La quantification ciblée des protéines faiblement concentrées au sein de matrices biologiques représente souvent un challenge important, en raison du manque de spécificité qui peut résulter. Dans ce chapitre, les bénéfices apportés par la MRM3 pour mener ce type d’études ont été présentés, comparativement aux performances obtenues en MRM. L’obtention de performances quantitatives supérieures en terme de limite de quantification a été rendue possible par l’utilisation d’un appareil hybride quadripôle/trappe ionique linéaire, permettant d’utiliser alternativement l’un des 2 modes de quantification développés ici. Ainsi, selon la protéine considérée, il a pu être observé un abaissement des LOQ de facteur allant de 2 à 4 en utilisant la MRM3, par rapport à ce qui était observé en MRM. De plus, la spécificité supplémentaire apportée par la méthode représente un grand intérêt pour la simplification du processus analytique, étant donné qu’il peut permettre de se passer d’une préparation d’échantillon poussée à base de fractionnement SCX par exemple pour évacuer un interférent. De plus, le fait de n’observer qu’un pic chromatographique net et sans interférence pourrait permettre d’automatiser le processus d’intégration des pics (en se basant par exemple sur le temps de rétention), simplifiant encore le traitement de longues séries d’échantillons. Dans l’idée de développer des méthodes robustes et abordables financièrement, cette simplification du processus représente aujourd’hui un avantage certain quand l’analyse de centaines ou milliers d’échantillons est menée.

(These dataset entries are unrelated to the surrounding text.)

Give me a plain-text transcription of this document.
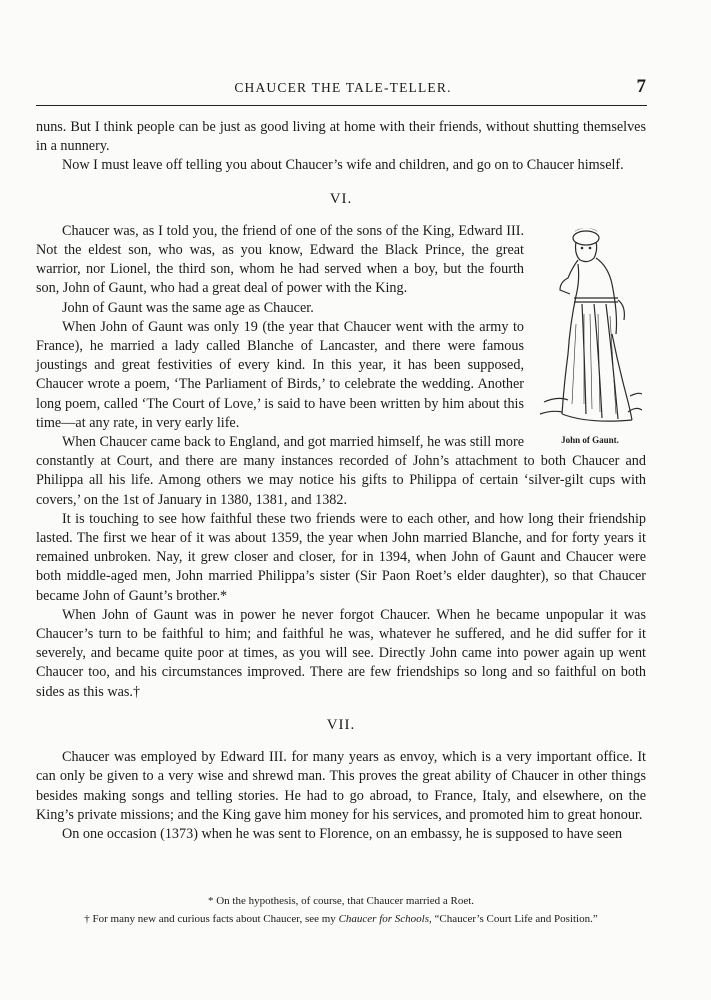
CHAUCER THE TALE-TELLER.	7

nuns. But I think people can be just as good living at home with their friends, without shutting themselves in a nunnery.

Now I must leave off telling you about Chaucer’s wife and children, and go on to Chaucer himself.

VI.

John of Gaunt.
Chaucer was, as I told you, the friend of one of the sons of the King, Edward III. Not the eldest son, who was, as you know, Edward the Black Prince, the great warrior, nor Lionel, the third son, whom he had served when a boy, but the fourth son, John of Gaunt, who had a great deal of power with the King.

John of Gaunt was the same age as Chaucer.

When John of Gaunt was only 19 (the year that Chaucer went with the army to France), he married a lady called Blanche of Lancaster, and there were famous joustings and great festivities of every kind. In this year, it has been supposed, Chaucer wrote a poem, ‘The Parliament of Birds,’ to celebrate the wedding. Another long poem, called ‘The Court of Love,’ is said to have been written by him about this time—at any rate, in very early life.

When Chaucer came back to England, and got married himself, he was still more constantly at Court, and there are many instances recorded of John’s attachment to both Chaucer and Philippa all his life. Among others we may notice his gifts to Philippa of certain ‘silver-gilt cups with covers,’ on the 1st of January in 1380, 1381, and 1382.

It is touching to see how faithful these two friends were to each other, and how long their friendship lasted. The first we hear of it was about 1359, the year when John married Blanche, and for forty years it remained unbroken. Nay, it grew closer and closer, for in 1394, when John of Gaunt and Chaucer were both middle-aged men, John married Philippa’s sister (Sir Paon Roet’s elder daughter), so that Chaucer became John of Gaunt’s brother.*

When John of Gaunt was in power he never forgot Chaucer. When he became unpopular it was Chaucer’s turn to be faithful to him; and faithful he was, whatever he suffered, and he did suffer for it severely, and became quite poor at times, as you will see. Directly John came into power again up went Chaucer too, and his circumstances improved. There are few friendships so long and so faithful on both sides as this was.†

VII.

Chaucer was employed by Edward III. for many years as envoy, which is a very important office. It can only be given to a very wise and shrewd man. This proves the great ability of Chaucer in other things besides making songs and telling stories. He had to go abroad, to France, Italy, and elsewhere, on the King’s private missions; and the King gave him money for his services, and promoted him to great honour.

On one occasion (1373) when he was sent to Florence, on an embassy, he is supposed to have seen

* On the hypothesis, of course, that Chaucer married a Roet.
† For many new and curious facts about Chaucer, see my Chaucer for Schools, “Chaucer’s Court Life and Position.”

Les performances quantitatives liées à une analyse LC-MS/MS sont fortement liées au système chromatographique utilisé, que ce soit pour une analyse MRM ou MRM3. Comme indiqué précédemment, l’utilisation de la MRM3 pourrait permettre de simplifier grandement le processus analytique et de limiter les coûts en termes de préparation d’échantillon. La plate-forme narrow-bore utilisée ici, parfaitement robuste et adaptée à ce type d’analyses, peut cependant poser problème en termes de consommation de solvant et de sensibilité limitée. Afin de tenter de contourner ces problèmes, un type de plate-forme alternative de type micro-bore, peu utilisée pour l’analyse de mélanges protéiques complexes, a été évaluée dans le chapitre suivant.